Equity World  Surabaya – Saham Asia diperdagangkan sementara pada hari Jumat karena gejolak politik A.S. terus mengikis sentimen risiko, namun dolar menguat saat perhatian beralih ke simposium bank sentral di Jackson Hole, Wyoming, yang dimulai pada hari Kamis.

Semalam, indeks Wall Street ditutup antara 0,1 persen (IXI) (DJI) dan 0,2 persen (SPX) lebih rendah karena keretakan antara Presiden Amerika Serikat Donald Trump dan Kongres tampak melebar.

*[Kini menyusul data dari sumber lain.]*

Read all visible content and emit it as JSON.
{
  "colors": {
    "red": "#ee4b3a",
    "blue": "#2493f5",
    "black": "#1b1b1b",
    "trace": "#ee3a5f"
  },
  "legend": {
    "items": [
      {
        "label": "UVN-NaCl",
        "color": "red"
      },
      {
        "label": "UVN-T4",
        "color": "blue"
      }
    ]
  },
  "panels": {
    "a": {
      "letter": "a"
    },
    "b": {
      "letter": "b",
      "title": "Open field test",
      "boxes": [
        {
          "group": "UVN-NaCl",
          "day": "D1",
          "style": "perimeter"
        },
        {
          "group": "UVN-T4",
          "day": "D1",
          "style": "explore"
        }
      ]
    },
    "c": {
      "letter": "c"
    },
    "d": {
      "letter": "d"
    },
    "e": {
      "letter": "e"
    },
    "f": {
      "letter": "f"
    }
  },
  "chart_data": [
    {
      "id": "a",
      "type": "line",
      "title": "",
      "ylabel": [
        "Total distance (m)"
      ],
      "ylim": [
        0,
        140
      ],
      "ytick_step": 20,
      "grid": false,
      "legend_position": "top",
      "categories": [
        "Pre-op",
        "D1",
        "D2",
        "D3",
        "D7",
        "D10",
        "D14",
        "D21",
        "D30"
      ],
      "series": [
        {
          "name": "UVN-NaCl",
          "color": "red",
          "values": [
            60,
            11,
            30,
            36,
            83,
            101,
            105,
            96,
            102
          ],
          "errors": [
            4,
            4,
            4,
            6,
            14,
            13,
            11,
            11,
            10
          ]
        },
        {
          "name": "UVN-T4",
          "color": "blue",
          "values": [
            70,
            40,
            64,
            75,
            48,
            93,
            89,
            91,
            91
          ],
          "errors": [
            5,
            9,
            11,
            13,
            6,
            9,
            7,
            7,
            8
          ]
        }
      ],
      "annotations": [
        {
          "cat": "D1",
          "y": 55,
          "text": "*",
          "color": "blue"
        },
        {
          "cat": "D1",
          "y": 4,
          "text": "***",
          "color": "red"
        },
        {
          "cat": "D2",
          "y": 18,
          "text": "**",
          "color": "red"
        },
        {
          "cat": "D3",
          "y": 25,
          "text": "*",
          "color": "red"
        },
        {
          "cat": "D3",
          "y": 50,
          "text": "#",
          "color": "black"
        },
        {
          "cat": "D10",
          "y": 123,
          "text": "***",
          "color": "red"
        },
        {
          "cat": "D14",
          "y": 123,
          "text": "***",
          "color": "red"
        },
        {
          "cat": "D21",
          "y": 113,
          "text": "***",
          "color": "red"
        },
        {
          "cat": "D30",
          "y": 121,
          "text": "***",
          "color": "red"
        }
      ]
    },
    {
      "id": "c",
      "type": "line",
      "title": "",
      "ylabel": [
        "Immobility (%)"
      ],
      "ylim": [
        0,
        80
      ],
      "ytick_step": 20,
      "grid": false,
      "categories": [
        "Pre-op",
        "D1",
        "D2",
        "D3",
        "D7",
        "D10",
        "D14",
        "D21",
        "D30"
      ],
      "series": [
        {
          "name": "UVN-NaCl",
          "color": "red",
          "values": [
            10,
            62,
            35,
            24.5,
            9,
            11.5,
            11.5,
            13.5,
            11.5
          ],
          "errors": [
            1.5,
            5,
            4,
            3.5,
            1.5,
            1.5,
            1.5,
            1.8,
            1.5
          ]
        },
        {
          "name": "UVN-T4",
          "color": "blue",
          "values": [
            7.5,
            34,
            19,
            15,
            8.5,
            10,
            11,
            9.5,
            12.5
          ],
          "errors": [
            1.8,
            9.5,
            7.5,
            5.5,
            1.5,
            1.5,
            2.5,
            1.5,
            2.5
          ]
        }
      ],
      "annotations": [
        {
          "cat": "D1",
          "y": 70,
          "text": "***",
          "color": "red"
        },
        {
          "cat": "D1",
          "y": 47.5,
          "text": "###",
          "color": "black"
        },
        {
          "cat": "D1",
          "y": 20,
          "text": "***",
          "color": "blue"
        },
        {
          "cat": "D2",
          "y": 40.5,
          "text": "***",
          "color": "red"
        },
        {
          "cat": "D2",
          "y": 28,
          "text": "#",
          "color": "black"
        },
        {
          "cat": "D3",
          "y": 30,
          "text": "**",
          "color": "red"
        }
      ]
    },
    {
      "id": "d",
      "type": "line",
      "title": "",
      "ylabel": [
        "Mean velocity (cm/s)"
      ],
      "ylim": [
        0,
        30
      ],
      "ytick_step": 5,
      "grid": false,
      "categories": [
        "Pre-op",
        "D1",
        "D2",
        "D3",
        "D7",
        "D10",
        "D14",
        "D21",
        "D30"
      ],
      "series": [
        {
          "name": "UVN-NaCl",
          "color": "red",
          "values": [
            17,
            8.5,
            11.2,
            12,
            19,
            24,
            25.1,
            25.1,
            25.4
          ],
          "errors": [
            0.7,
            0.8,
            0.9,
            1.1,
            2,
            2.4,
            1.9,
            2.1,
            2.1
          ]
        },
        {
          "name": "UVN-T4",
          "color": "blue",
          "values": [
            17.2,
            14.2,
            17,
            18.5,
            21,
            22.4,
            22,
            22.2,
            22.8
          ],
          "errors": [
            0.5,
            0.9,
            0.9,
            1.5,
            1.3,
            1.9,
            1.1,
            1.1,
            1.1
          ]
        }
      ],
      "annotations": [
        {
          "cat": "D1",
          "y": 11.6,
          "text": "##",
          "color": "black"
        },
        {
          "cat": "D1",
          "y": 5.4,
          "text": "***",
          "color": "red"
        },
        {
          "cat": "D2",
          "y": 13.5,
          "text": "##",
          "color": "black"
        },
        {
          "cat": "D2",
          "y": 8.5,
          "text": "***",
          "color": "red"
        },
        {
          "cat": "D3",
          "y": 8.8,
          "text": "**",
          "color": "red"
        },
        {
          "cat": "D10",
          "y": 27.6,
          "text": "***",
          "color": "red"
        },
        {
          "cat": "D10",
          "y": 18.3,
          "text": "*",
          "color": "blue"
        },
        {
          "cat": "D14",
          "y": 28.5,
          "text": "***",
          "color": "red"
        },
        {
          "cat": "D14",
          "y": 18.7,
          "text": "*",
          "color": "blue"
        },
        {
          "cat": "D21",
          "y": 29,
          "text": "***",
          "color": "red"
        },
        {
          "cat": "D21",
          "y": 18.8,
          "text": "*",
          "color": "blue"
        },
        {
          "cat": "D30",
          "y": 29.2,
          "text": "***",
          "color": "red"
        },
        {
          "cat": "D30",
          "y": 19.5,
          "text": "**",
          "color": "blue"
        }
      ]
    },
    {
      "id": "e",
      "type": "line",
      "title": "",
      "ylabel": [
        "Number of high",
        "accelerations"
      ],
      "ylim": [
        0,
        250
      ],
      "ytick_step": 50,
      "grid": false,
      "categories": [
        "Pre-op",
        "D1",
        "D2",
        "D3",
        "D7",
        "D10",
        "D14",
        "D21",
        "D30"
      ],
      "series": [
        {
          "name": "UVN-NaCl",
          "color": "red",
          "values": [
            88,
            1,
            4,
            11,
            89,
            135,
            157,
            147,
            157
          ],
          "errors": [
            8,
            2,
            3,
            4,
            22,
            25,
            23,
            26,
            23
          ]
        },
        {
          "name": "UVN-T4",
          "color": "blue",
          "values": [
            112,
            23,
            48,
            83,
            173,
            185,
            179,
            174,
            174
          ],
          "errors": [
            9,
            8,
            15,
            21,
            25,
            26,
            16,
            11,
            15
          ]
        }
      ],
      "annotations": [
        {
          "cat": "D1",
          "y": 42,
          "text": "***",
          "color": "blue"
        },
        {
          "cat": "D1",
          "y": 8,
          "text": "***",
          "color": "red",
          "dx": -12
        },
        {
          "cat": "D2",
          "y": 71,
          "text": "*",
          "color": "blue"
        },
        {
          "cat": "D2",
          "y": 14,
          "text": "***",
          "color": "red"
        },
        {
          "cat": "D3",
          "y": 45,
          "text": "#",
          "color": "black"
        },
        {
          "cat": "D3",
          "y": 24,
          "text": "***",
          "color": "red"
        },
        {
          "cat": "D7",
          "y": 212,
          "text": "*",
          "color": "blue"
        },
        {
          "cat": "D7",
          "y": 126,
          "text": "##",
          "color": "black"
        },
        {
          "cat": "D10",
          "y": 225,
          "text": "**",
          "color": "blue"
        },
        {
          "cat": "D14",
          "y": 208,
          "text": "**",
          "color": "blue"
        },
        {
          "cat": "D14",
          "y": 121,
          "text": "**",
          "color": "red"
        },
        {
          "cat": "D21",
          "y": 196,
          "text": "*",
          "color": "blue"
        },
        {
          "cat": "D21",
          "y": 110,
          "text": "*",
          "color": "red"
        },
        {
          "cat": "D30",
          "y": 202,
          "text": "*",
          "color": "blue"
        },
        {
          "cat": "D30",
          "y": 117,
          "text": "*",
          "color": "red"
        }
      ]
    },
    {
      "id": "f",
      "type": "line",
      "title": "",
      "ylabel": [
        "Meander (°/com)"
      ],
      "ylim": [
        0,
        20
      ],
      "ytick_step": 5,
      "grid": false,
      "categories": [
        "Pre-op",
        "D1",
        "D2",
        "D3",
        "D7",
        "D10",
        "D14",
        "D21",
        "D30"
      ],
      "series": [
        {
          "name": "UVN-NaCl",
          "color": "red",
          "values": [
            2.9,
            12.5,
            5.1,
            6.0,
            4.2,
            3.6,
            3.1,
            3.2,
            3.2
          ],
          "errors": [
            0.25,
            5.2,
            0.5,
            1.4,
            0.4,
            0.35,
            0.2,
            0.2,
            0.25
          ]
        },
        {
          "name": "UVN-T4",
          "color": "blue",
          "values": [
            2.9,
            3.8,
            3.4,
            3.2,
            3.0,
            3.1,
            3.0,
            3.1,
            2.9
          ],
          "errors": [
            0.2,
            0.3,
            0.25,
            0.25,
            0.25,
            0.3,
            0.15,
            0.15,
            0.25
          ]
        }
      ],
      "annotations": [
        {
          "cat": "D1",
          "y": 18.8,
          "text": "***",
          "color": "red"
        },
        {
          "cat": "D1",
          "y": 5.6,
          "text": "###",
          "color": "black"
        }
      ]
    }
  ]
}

Dalam sebuah posting di Twitter, Trump mengatakan bahwa Kongres dapat menghindari “kekacauan” legislatif jika telah memperhatikan nasehatnya untuk meningkatkan jumlah uang yang dapat dipinjam pemerintah, yang dikenal sebagai plafon utang.

Equity World  Surabaya : Saham Asia bergerak mixed sentimen resiko dollar menguat

Itu terjadi setelah Trump mengatakan pada hari Selasa bahwa dia akan bersedia mengambil risiko penutupan pemerintah untuk mendapatkan dana bagi sebuah tembok di sepanjang perbatasan A.S.-Meksiko.

Indeks MSCI terbesar di Asia-Pasifik di luar Jepang (MIAPJ0000PUS), sekitar 0,1 persen lebih rendah pada awal perdagangan, yang berakhir pada akhir pekan 1,25 persen lebih tinggi.

Investor memperkirakan bulan yang bergejolak dengan batas waktu akhir September yang menjulang di Amerika Serikat untuk menaikkan plafon utangnya atau berisiko gagal membayar pembayaran hutang, kata Michael Purves, kepala strategi global Weeden & Co di Greenwich, Connecticut.

“Mengapa Anda terburu-buru membeli pemancingan ini (Wall Street) dengan plafon utang yang menjulang?” Kata Purves.

Indeks MSCI World (MIWD00000PUS) stabil, menuju kenaikan mingguan 0,65 persen.